En réalité, il y a une évolution sensible de la politique de défense, ne serait-ce que symboliquement : les navires de la classe Izumo seront, avec leurs F-35B, les tout premiers porte-avions japonais depuis la Seconde Guerre mondiale. Déplaçant 19 500 tonnes – le Charles de Gaulle en déplace 42 500 –, l’Izumo pourra en outre accueillir les appareils de transport à rotor pivotant V-22 Osprey ainsi que des troupes de débarquement.
Cette évolution doit permettre de mieux couvrir les Senkaku7 même si ces porte-avions seront plus petits que les navires d’assaut amphibies américains ou les porte-avions britanniques de classe Queen Elizabeth et qu’ils ne pourront emporter qu’une douzaine d’appareils contre 23 et 24 pour les bâtiments précédemment évoqués. Aussi, face à une éventuelle offensive chinoise contre les Senkaku appuyée par des escadrons d’avions J-11 et J-10, voire de chasseurs furtifs J-20, Tokyo a décidé en 2018 d’acquérir neuf avions d’alerte aérienne avancée afin de mieux contrôler les appareils basés à terre comme sur les porte-avions, ainsi que quatre ravitailleurs en vol KC-46A pour étendre le rayon d’action de ses chasseurs. Cette évolution signifie clairement une amélioration de la posture défensive et offensive nippone dans l’environnement de l’archipel.

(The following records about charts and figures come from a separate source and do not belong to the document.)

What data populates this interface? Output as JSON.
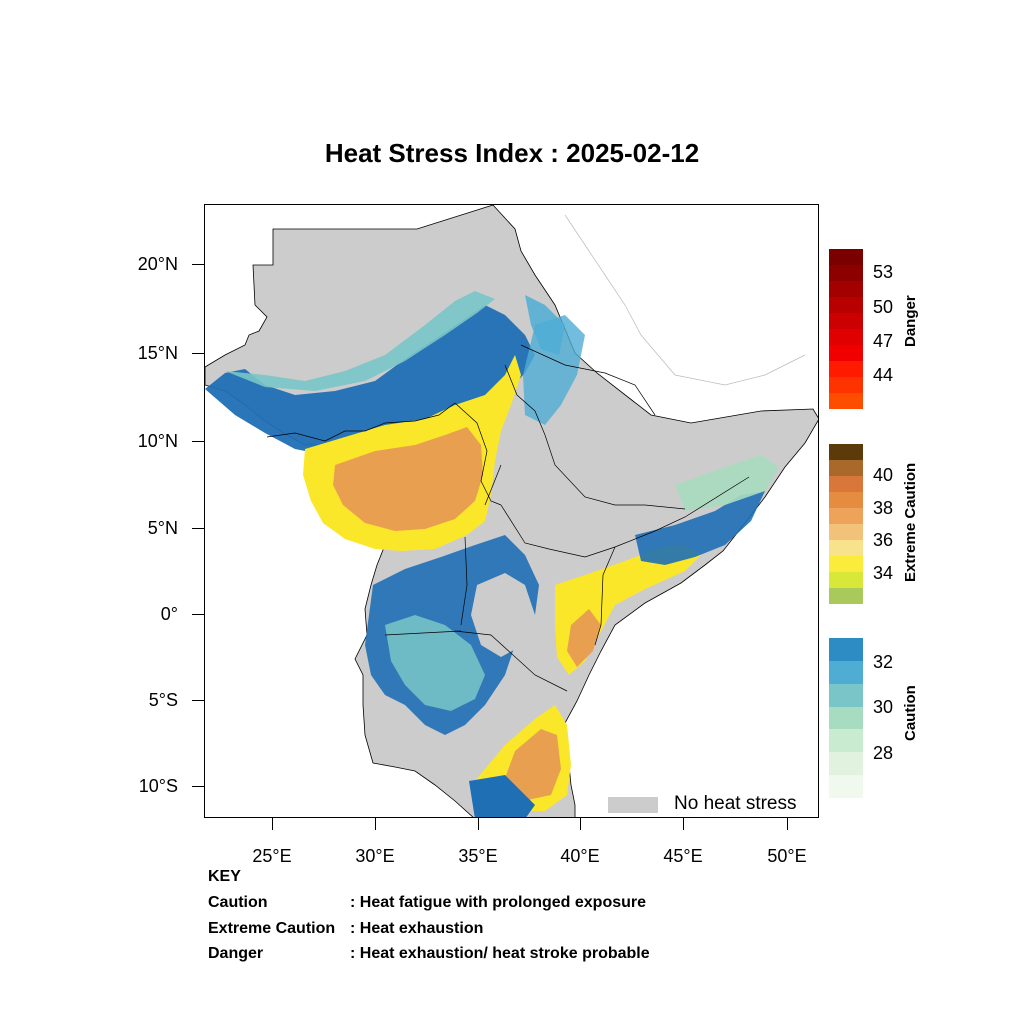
{
  "title": "Heat Stress Index : 2025-02-12",
  "axes": {
    "y_labels": [
      "20°N",
      "15°N",
      "10°N",
      "5°N",
      "0°",
      "5°S",
      "10°S"
    ],
    "x_labels": [
      "25°E",
      "30°E",
      "35°E",
      "40°E",
      "45°E",
      "50°E"
    ]
  },
  "legend": {
    "no_heat_stress": "No heat stress",
    "no_heat_stress_color": "#cccccc"
  },
  "colorbars": [
    {
      "title": "Danger",
      "ticks": [
        "53",
        "50",
        "47",
        "44"
      ],
      "colors": [
        "#7a0000",
        "#8c0000",
        "#a30000",
        "#b80000",
        "#cc0000",
        "#e00000",
        "#f20000",
        "#ff1a00",
        "#ff3300",
        "#ff4d00"
      ]
    },
    {
      "title": "Extreme Caution",
      "ticks": [
        "40",
        "38",
        "36",
        "34"
      ],
      "colors": [
        "#5c3a0a",
        "#a8692a",
        "#d9773a",
        "#e68c40",
        "#eea35a",
        "#f3c27a",
        "#f9e28c",
        "#fbeb3b",
        "#d8e83a",
        "#a9c95b"
      ]
    },
    {
      "title": "Caution",
      "ticks": [
        "32",
        "30",
        "28"
      ],
      "colors": [
        "#2c8cc3",
        "#4fadd4",
        "#79c5c8",
        "#a8dcc0",
        "#c9ebcf",
        "#e1f3df",
        "#f1f9ee"
      ]
    }
  ],
  "key": {
    "heading": "KEY",
    "rows": [
      {
        "term": "Caution",
        "definition": ": Heat fatigue with prolonged exposure"
      },
      {
        "term": "Extreme Caution",
        "definition": " : Heat exhaustion"
      },
      {
        "term": "Danger",
        "definition": ": Heat exhaustion/ heat stroke probable"
      }
    ]
  },
  "map_colors": {
    "no_stress": "#cccccc",
    "caution_dark": "#1f6fb5",
    "caution_mid": "#4fadd4",
    "caution_light": "#79c5c8",
    "caution_pale": "#a8dcc0",
    "extreme_yellow": "#fbe72a",
    "extreme_orange": "#e8a050",
    "extreme_tan": "#f3c27a"
  }
}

Projection et renforcement pour les îles lointaines
Force amphibie
Cette capacité de projection vers les îles lointaines s’illustre aussi par la mise en place d’une force amphibie à travers l’arrivée de navires de soutien logistique (logistic support vessels) et de navires de débarquement (landing craft utilities). En plus des divisions et brigades de déploiement rapide, une brigade amphibie de déploiement rapide a été créée le 7 avril 2018. Forte de 2 100 hommes – à terme 3 000 –, elle est chargée de défendre les îles Senkaku, situées à quelques centaines de kilomètres au sud-ouest d’Okinawa, ou de les reprendre si besoin.
Se constituent donc des moyens amphibies conséquents, d’autant qu’ils s’ajoutent à l’acquisition ces dernières années de deux destroyers porte-hélicoptères de la classe Izumo, de trois navires d’assaut de la classe Ozumi sans compter l’achat de tilto-rotors M22 Osprey et de véhicules blindés lourds amphibies AAV-7A1 pouvant emporter 21 hommes.
Notons enfin que le 2 septembre 2019, la télévision publique NHK a annoncé qu’allait être mise en place une unité de police forte de 159 hommes, équipée de mitraillettes et d’hélicoptères, afin d’empêcher le débarquement d’individus sur les Senkaku, à l’exemple de nationalistes chinois en 2012. Il s’agit ainsi de pouvoir intervenir en-dessous du seuil où les forces armées japonaises agissent et d’offrir ainsi plus de flexibilité aux autorités nippones.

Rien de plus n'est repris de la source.